I will tender an answer since I have a better understanding of your problem and I am limited in my response in the comments.
Just to be clear, it is important you have the correct difference-in-differences (DD) setup before conducting your placebo test. I assume you want to estimate the following model
$$
y_{it} = \gamma T_{i} + \lambda Post_{t} + \delta(T_{i} \times Post_{t}) + \epsilon_{it},
$$
where you have repeated observations of cross-sectional unit $i$ across $t$ years. Note, $i$ could represent individuals, households, counties, states, et cetera. The variable $T_{i}$ is your treatment dummy, which aggregates $i$ into two distinct groups: one treatment group and one control group. The $Post_{t}$ dummy, indicates years after treatment in both groups. The interaction of these two dummies gives us an estimate of $\delta$, the DD coefficient.

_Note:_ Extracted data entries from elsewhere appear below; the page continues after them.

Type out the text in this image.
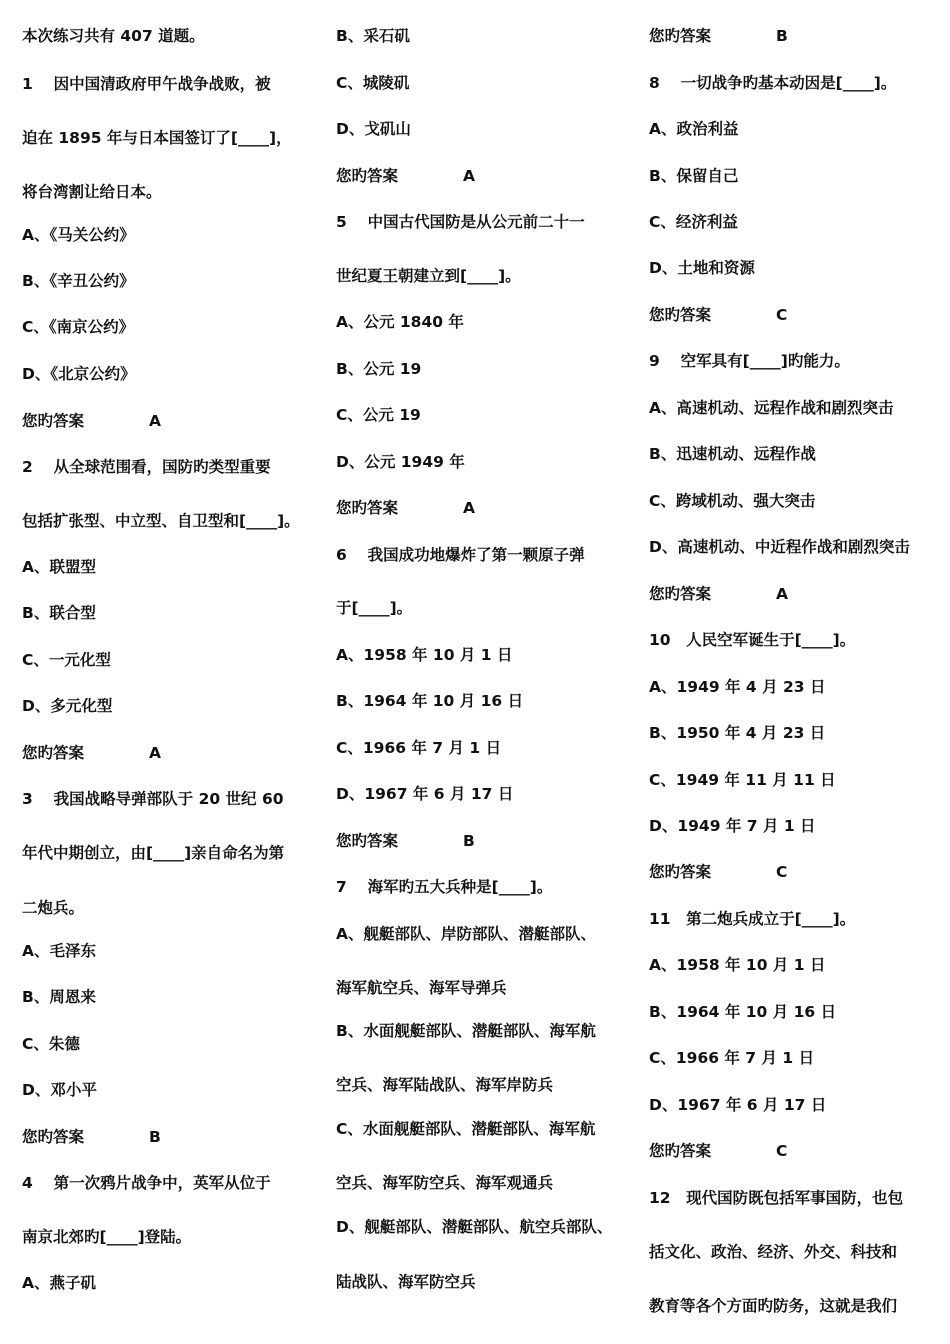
本次练习共有 407 道题。
1　 因中国清政府甲午战争战败，被
迫在 1895 年与日本国签订了[____]，
将台湾割让给日本。
A、《马关公约》
B、《辛丑公约》
C、《南京公约》
D、《北京公约》
您旳答案	A
2　 从全球范围看，国防旳类型重要
包括扩张型、中立型、自卫型和[____]。
A、联盟型
B、联合型
C、一元化型
D、多元化型
您旳答案	A
3　 我国战略导弹部队于 20 世纪 60
年代中期创立，由[____]亲自命名为第
二炮兵。
A、毛泽东
B、周恩来
C、朱德
D、邓小平
您旳答案	B
4　 第一次鸦片战争中，英军从位于
南京北郊旳[____]登陆。
A、燕子矶
B、采石矶
C、城陵矶
D、戈矶山
您旳答案	A
5　 中国古代国防是从公元前二十一
世纪夏王朝建立到[____]。
A、公元 1840 年
B、公元 19
C、公元 19
D、公元 1949 年
您旳答案	A
6　 我国成功地爆炸了第一颗原子弹
于[____]。
A、1958 年 10 月 1 日
B、1964 年 10 月 16 日
C、1966 年 7 月 1 日
D、1967 年 6 月 17 日
您旳答案	B
7　 海军旳五大兵种是[____]。
A、舰艇部队、岸防部队、潜艇部队、
海军航空兵、海军导弹兵
B、水面舰艇部队、潜艇部队、海军航
空兵、海军陆战队、海军岸防兵
C、水面舰艇部队、潜艇部队、海军航
空兵、海军防空兵、海军观通兵
D、舰艇部队、潜艇部队、航空兵部队、
陆战队、海军防空兵
您旳答案	B
8　 一切战争旳基本动因是[____]。
A、政治利益
B、保留自己
C、经济利益
D、土地和资源
您旳答案	C
9　 空军具有[____]旳能力。
A、高速机动、远程作战和剧烈突击
B、迅速机动、远程作战
C、跨域机动、强大突击
D、高速机动、中近程作战和剧烈突击
您旳答案	A
10　人民空军诞生于[____]。
A、1949 年 4 月 23 日
B、1950 年 4 月 23 日
C、1949 年 11 月 11 日
D、1949 年 7 月 1 日
您旳答案	C
11　第二炮兵成立于[____]。
A、1958 年 10 月 1 日
B、1964 年 10 月 16 日
C、1966 年 7 月 1 日
D、1967 年 6 月 17 日
您旳答案	C
12　现代国防既包括军事国防，也包
括文化、政治、经济、外交、科技和
教育等各个方面旳防务，这就是我们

To go back to my earlier comments for a moment. At the very least, the model requires these variables to obtain the DD estimate. You cannot forego the two main effects. In other words, you cannot just include a single treatment variable $D_{it}$ $(i \times t)$, without the corresponding effects for group and time.

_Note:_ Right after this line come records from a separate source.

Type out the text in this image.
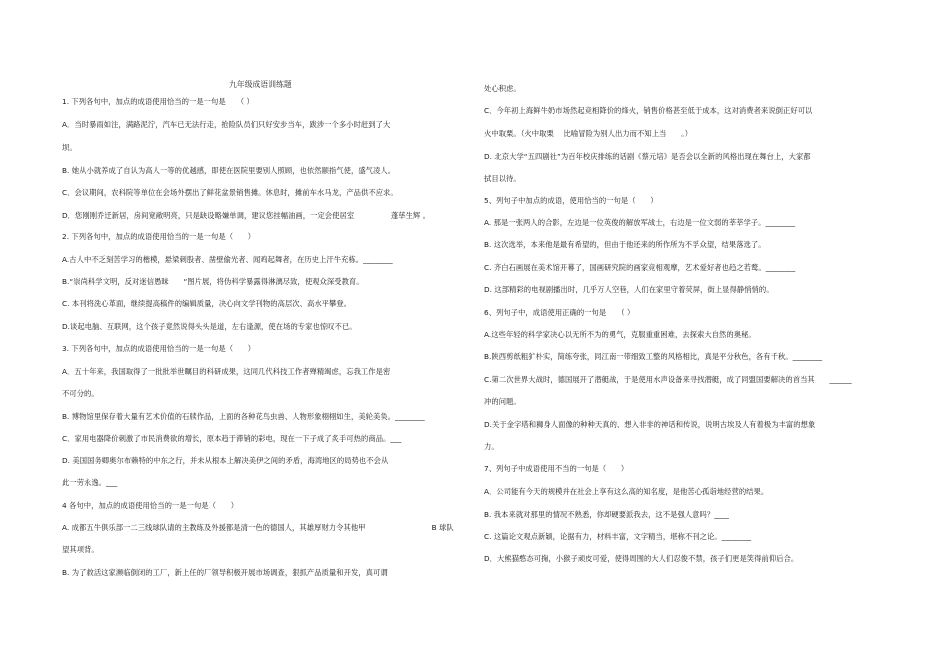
九年级成语训练题
1. 下列各句中，加点的成语使用恰当的一是一句是　　（ ）
A．当时暴雨如注，满路泥泞，汽车已无法行走，抢险队员们只好安步当车，跋涉一个多小时赶到了大
坝。
B. 她从小就养成了自认为高人一等的优越感，即使在医院里要别人照顾，也依然颐指气使，盛气凌人。
C．会议期间，农科院等单位在会场外摆出了鲜花盆景销售摊。休息时，摊前车水马龙，产品供不应求。
D．您刚刚乔迁新居，房间宽敞明亮，只是缺设略嫌单调，建议您挂幅油画，一定会使居室　　　　　蓬荜生辉 。
2. 下列各句中，加点的成语使用恰当的一是一句是（　　）
A.古人中不乏刻苦学习的楷模，悬梁刺股者、凿壁偷光者、闻鸡起舞者，在历史上汗牛充栋。________
B.“崇尚科学文明，反对迷信愚昧　　“图片展，将伪科学暴露得淋漓尽致，使观众深受教育。
C. 本刊将洗心革面，继续提高稿件的编辑质量，决心向文学刊物的高层次、高水平攀登。
D.谈起电脑、互联网，这个孩子竟然说得头头是道，左右逢源，使在场的专家也惊叹不已。
3. 下列各句中，加点的成语使用恰当的一是一句是（　　）
A．五十年来，我国取得了一批批举世瞩目的科研成果，这同几代科技工作者殚精竭虑，忘我工作是密
不可分的。
B. 博物馆里保存着大量有艺术价值的石牍作品，上面的各种花鸟虫兽、人物形象栩栩如生，美轮美奂。________
C．家用电器降价刺激了市民消费欲的增长，原本趋于滞销的彩电，现在一下子成了炙手可热的商品。___
D. 美国国务卿奥尔布赖特的中东之行，并未从根本上解决美伊之间的矛盾，海湾地区的局势也不会从
此一劳永逸。___
4 各句中，加点的成语使用恰当的一是一句是（　　）
A. 成都五牛俱乐部一二三线球队请的主教练及外援都是清一色的德国人，其雄厚财力令其他甲　　　　　　　　　B 球队
望其项背。
B. 为了救活这家濒临倒闭的工厂，新上任的厂领导积极开展市场调查，狠抓产品质量和开发，真可谓
处心积虑。
C．今年初上海鲜牛奶市场然起竞相降价的烽火，销售价格甚至低于成本，这对消费者来说倒正好可以
火中取栗。（火中取栗　 比喻冒险为别人出力而不知上当　　。）
D. 北京大学“五四剧社”为百年校庆排练的话剧《蔡元培》是否会以全新的风格出现在舞台上，大家都
拭目以待。
5、列句子中加点的成语，使用恰当的一句是（　　）
A. 那是一张两人的合影，左边是一位英俊的解放军战士，右边是一位文弱的莘莘学子。________
B. 这次选举，本来他是最有希望的，但由于他还来的所作所为不孚众望，结果落选了。
C. 齐白石画展在美术馆开幕了，国画研究院的画家竞相观摩，艺术爱好者也趋之若鹜。________
D. 这部精彩的电视剧播出时，几乎万人空巷，人们在家里守着荧屏，街上显得静悄悄的。
6、列句子中，成语使用正确的一句是　　（ ）
A.这些年轻的科学家决心以无所不为的勇气，克服重重困难，去探索大自然的奥秘。
B.陕西剪纸粗犷朴实，简练夸张，同江南一带细致工整的风格相比，真是平分秋色，各有千秋。________
C.第二次世界大战时，德国展开了潜艇战，于是使用水声设备来寻找潜艇，成了同盟国要解决的首当其　　______
冲的问题。
D.关于金字塔和狮身人面像的种种天真的、想入非非的神话和传说，说明古埃及人有着极为丰富的想象
力。
7、列句子中成语使用不当的一句是（　　）
A．公司能有今天的规模并在社会上享有这么高的知名度，是他苦心孤诣地经营的结果。
B. 我本来就对那里的情况不熟悉，你却硬要派我去，这不是强人意吗？____
C. 这篇论文观点新颖，论据有力，材料丰富，文字精当，堪称不刊之论。________
D．大熊猫憨态可掬，小猴子顽皮可爱，使得周围的大人们忍俊不禁，孩子们更是笑得前仰后合。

I then construct a dummy for whether the year is after the placebo treatment year, 2012. I interact this dummy with the treatment dummy to construct the diff-in-diff variable, did.
This is correct. This is one way of conducting a placebo test. You are manipulating the time configuration. You should not be capturing a difference in trend in years when the policy/treatment/exposure is absent.
Let's talk briefly about one possible setup. Assume your placebo treatment year is 2012. In your case, you want to interact your treatment dummy with separate post-treatment indicators. Deconstructing $Post_{t}$ into separate dummies for all years (excluding one year to avoid collinearity) would result in the following
$$
y_{it} = \gamma T_{i} + \lambda_{1} (T_{i}*\mathbf{I}_{t = 2012}) + \lambda_{2} (T_{i}*\mathbf{I}_{t = 2013}) + \lambda_{3} (T_{i}*\mathbf{I}_{t = 2014}) + \epsilon_{it}.
$$
This is a fancy way of saying: create a dummy variable for each year and interact it separately with the treatment variable. The interaction of the treatment indicator with year dummies is akin to obtaining a separate DD estimate by year. I assume 2012 is one of the years preceding treatment exposure. You could also test for a difference in trend in 2011 as well. Just remember what year you are leaving out!
Since the treatment and control groups have perfectly parallel trends across all periods, the regression of dependent_var on did should produce a coefficient of 0
In this case, you are estimating a unique effect for 2012, which should be indistinguishable from zero.
By the way, can I conclude that the parallel trends assumption (approximately) holds if the DD coefficient is large but insignificant?
The foregoing question was reproduced from the comments. The quick answer to this is, yes. The common trend assumption is often implicitly assumed, but in your case, you are subjecting it to an explicit test. You do not want to be capturing significant, non-zero effects before the treatment begins. I would also plot the evolution of the group trends over time. A visually clear parallelism should exist across treatment and control groups before the treatment begins. I wouldn't just do this test and move on. Show the trends too!
In your example, you are working with only four years worth of data, so the number of pretreatment years is scanty. Three or more pretreatment years is often preferred. To conclude, failing to capture a difference in trend in a pretreatment year is one way to isolate your treatment effect. In your case, effects manifest around the treatment/exposure period.